This is an exercise from "Cellular Automata and Groups" by T. Ceccherini-Silberstein and M. Coornaert.
Let $G$ be a locally finite group and let $A$ be an arbitrary set. Let $\tau: A^G \rightarrow A^G$ be a bijective cellular automata ie
(1) that $\tau$ is $G$-equivariant under the action of $G$ on $A^G$ given by $g(x(h)) = x(hg^{-1})$, so, $g\tau(x) = \tau(gx)$ and
(2) that $\tau$ is uniformly continuous with respect to the prodiscrete uniform space equipped to $A^G$.
(or equivalently $\tau$ is $G$-equivariant and there exists finite "memory set" $S \subset G$ and a map $\mu :A^{s} \rightarrow A$ such that $\tau(x)(g) = \mu(g^{-1}x|_{S})$ for the group action above.

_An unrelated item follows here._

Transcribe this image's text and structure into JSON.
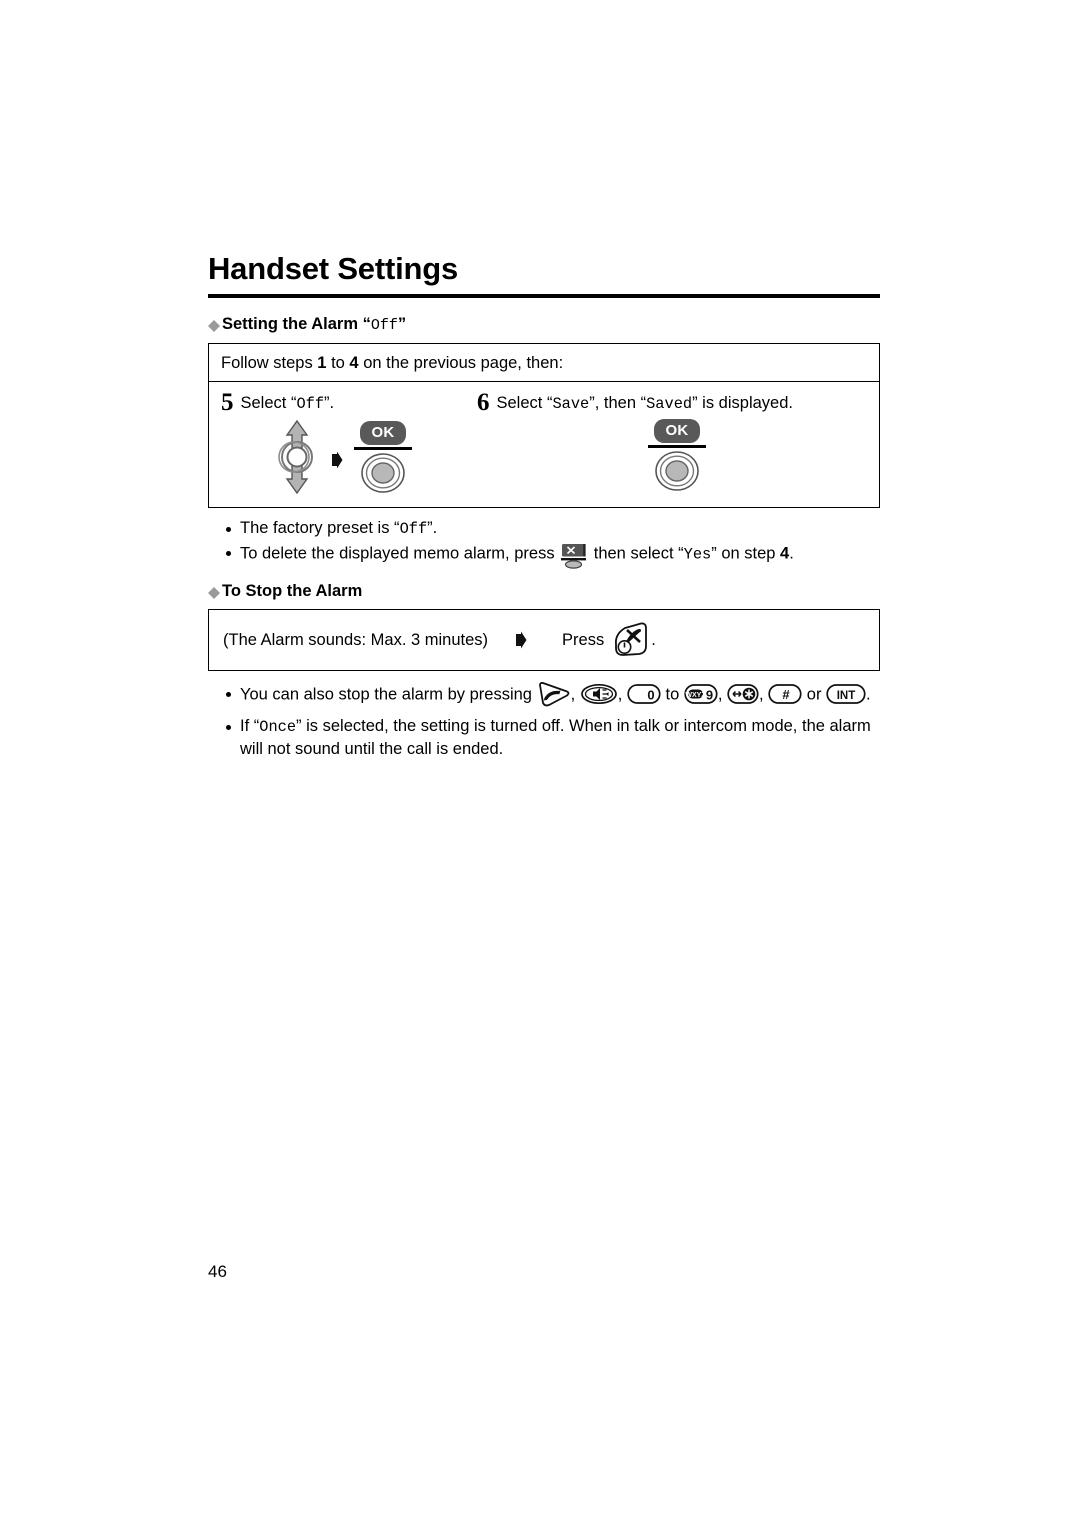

I am trying to show that it must be that $\tau^{-1}$ is also a cellular automata. But I am not sure how $G$ being locally finite gets us there. I do have a couple of observations: first, we can assume $A$ is infinite, since the finite case is trivial. Second is that if we let $S$ be the memory set of $\tau$, then $H = \langle S \rangle$ is finite, and I know that $\tau$ is invertible iff the restriction of $\tau$ to $H$ is invertible, and it might be that it is easier to work with $A^H$ with $H$ finite (showing that $\tau^{-1}$ is uniformly continuous) or maybe we get nice some property forced on $A^H$ as a prodiscrete topological or prodiscrete uniform space.
What am I missing?